15 de março de 2008
A via Láctea (2007), de Lina Chamie, é mais um ensaio cinematográfico do atual cinema brasileiro e, para constrangimento do espectador exigente, demonstra que um cinema intelectual pode ser tão vazio e superficial quanto o cinema feito para o consumo rápido das massas. Chamie, cuja formação musical lhe rendera o extraordinário Tônica dominante (2000), erra feio a mão em seu novo trabalho; partindo para a literatura (poemas de Carlos Drummond de Andrade, grandiloqüentes letreiros à maneira de Jean-Luc Godard que remetem a obras literárias como As cidades invisíveis, do italiano Italo Calvino, ou Lira paulistana, do brasileiro Mário de Andrade), a realizadora dá seu exibicionismo cultural, mas as ligações entre suas muitas citações ficam ali entre o trivial e o confuso.

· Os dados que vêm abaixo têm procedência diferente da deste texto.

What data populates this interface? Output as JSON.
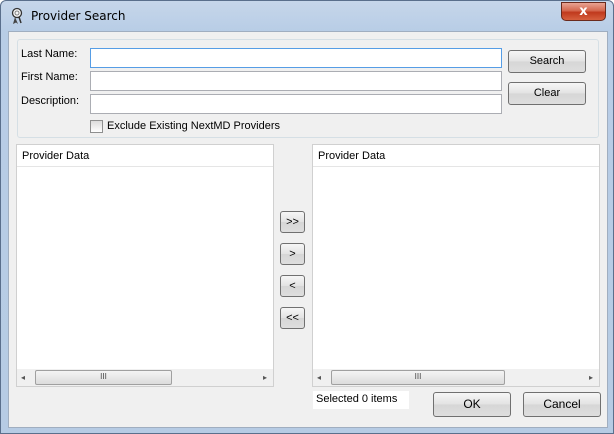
{
  "window": {
    "title": "Provider Search",
    "close_label": "x"
  },
  "icons": {
    "title": "provider-search-icon"
  },
  "search_form": {
    "last_name_label": "Last Name:",
    "first_name_label": "First Name:",
    "description_label": "Description:",
    "last_name_value": "",
    "first_name_value": "",
    "description_value": "",
    "search_label": "Search",
    "clear_label": "Clear",
    "exclude_label": "Exclude Existing NextMD Providers",
    "exclude_checked": false
  },
  "left_list": {
    "header": "Provider Data",
    "items": []
  },
  "right_list": {
    "header": "Provider Data",
    "items": []
  },
  "transfer_buttons": {
    "add_all": ">>",
    "add": ">",
    "remove": "<",
    "remove_all": "<<"
  },
  "scrollbar": {
    "thumb_grip": "III",
    "left_arrow": "◂",
    "right_arrow": "▸"
  },
  "status": {
    "selected_text": "Selected 0 items"
  },
  "footer": {
    "ok_label": "OK",
    "cancel_label": "Cancel"
  }
}
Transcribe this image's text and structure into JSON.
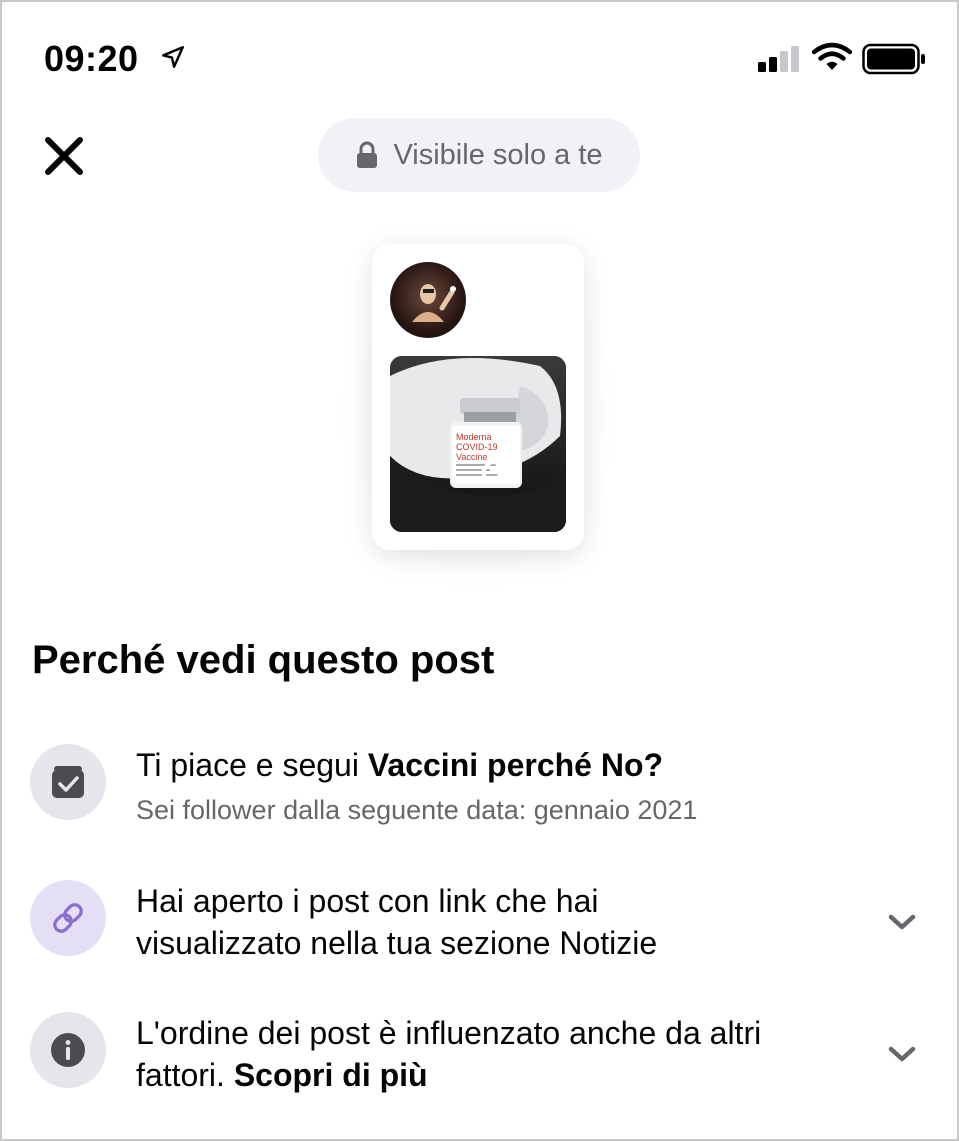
{
  "status_bar": {
    "time": "09:20"
  },
  "header": {
    "visibility_label": "Visibile solo a te"
  },
  "title": "Perché vedi questo post",
  "reasons": [
    {
      "text": "Ti piace e segui ",
      "bold": "Vaccini perché No?",
      "subtext": "Sei follower dalla seguente data: gennaio 2021",
      "icon": "page-check-icon"
    },
    {
      "line1": "Hai aperto i post con link che hai",
      "line2": "visualizzato nella tua sezione Notizie",
      "icon": "link-icon"
    },
    {
      "line1": "L'ordine dei post è influenzato anche da altri",
      "line2": "fattori. ",
      "link": "Scopri di più",
      "icon": "info-icon"
    }
  ],
  "preview": {
    "vial_label_lines": [
      "Moderna",
      "COVID-19",
      "Vaccine"
    ]
  },
  "colors": {
    "icon_bg": "#e4e6eb",
    "link_icon_bg": "#e5dff5",
    "link_icon_color": "#8a6fd1",
    "secondary_text": "#65676b"
  }
}
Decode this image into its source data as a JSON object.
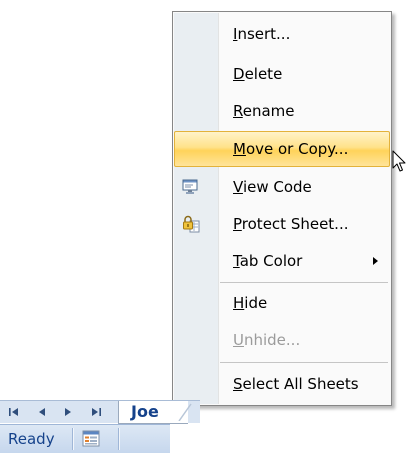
{
  "context_menu": {
    "items": [
      {
        "pre": "",
        "key": "I",
        "post": "nsert...",
        "state": "normal"
      },
      {
        "pre": "",
        "key": "D",
        "post": "elete",
        "state": "normal"
      },
      {
        "pre": "",
        "key": "R",
        "post": "ename",
        "state": "normal"
      },
      {
        "pre": "",
        "key": "M",
        "post": "ove or Copy...",
        "state": "highlighted"
      },
      {
        "pre": "",
        "key": "V",
        "post": "iew Code",
        "state": "normal",
        "icon": "view-code-icon"
      },
      {
        "pre": "",
        "key": "P",
        "post": "rotect Sheet...",
        "state": "normal",
        "icon": "protect-sheet-icon"
      },
      {
        "pre": "",
        "key": "T",
        "post": "ab Color",
        "state": "normal",
        "submenu": true
      },
      {
        "pre": "",
        "key": "H",
        "post": "ide",
        "state": "normal"
      },
      {
        "pre": "",
        "key": "U",
        "post": "nhide...",
        "state": "disabled"
      },
      {
        "pre": "",
        "key": "S",
        "post": "elect All Sheets",
        "state": "normal"
      }
    ],
    "colors": {
      "highlight_top": "#fff3c9",
      "highlight_bottom": "#ffd35a",
      "highlight_border": "#e3b23a",
      "icon_column": "#e9eef2",
      "disabled_text": "#9b9b9b"
    }
  },
  "sheet_tabs": {
    "active_tab": "Joe",
    "nav_icons": [
      "first-sheet-icon",
      "previous-sheet-icon",
      "next-sheet-icon",
      "last-sheet-icon"
    ]
  },
  "status_bar": {
    "status": "Ready",
    "macro_icon": "record-macro-icon"
  }
}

Dentro de sua teia de aranha intelectual, A via Láctea busca uma história de amor, cerebral e desdramática. Um professor de literatura (daí a constante utilização do livro-objeto e do livro-texto como signos duma linguagem de cinema não muito articulada) vê seu caso com uma estudante de veterinária que gosta de teatro, ruir; enforcados primeiros planos móveis do início do filme simulam um acidente de carro com o professor, mas este acidente é elíptico; só se torna fato depois do longo flash back que é a narrativa do filme. Apesar de toda a sua sofisticação literária, a pouca inspiração verbal própria de A via Láctea faz o filme cair no marasmo do trivial, do lugar-comum que uma certa sensibilidade da cineasta busca inutilmente refinar.
Marco Ricca, que vivera uma personagem assemelhada em outro filme de ensaio, Crime delicado (2005), de Beto Brant, também com ambientação metropolitana paulistana e bastante mais inventivo que este de Chamie, defende bem seu papel. E Alice Braga, vista este ano também na produção norte-americana Eu sou a lenda (2007), de Francis Lawrence, não decepciona. Quem decepciona mesmo é a diretora, cujas hesitações de linguagem a impedem de atingir a plena produção de outros ensaios fílmicos atuais de nosso cinema, como O príncipe (2002), de Ugo Georgetti; Quanto vale ou é por quilo? (2005), de Sérgio Bianchi; Santiago (2007), de João Moreira Salles; ou Jogo de cena (2007), de Eduardo Coutinho.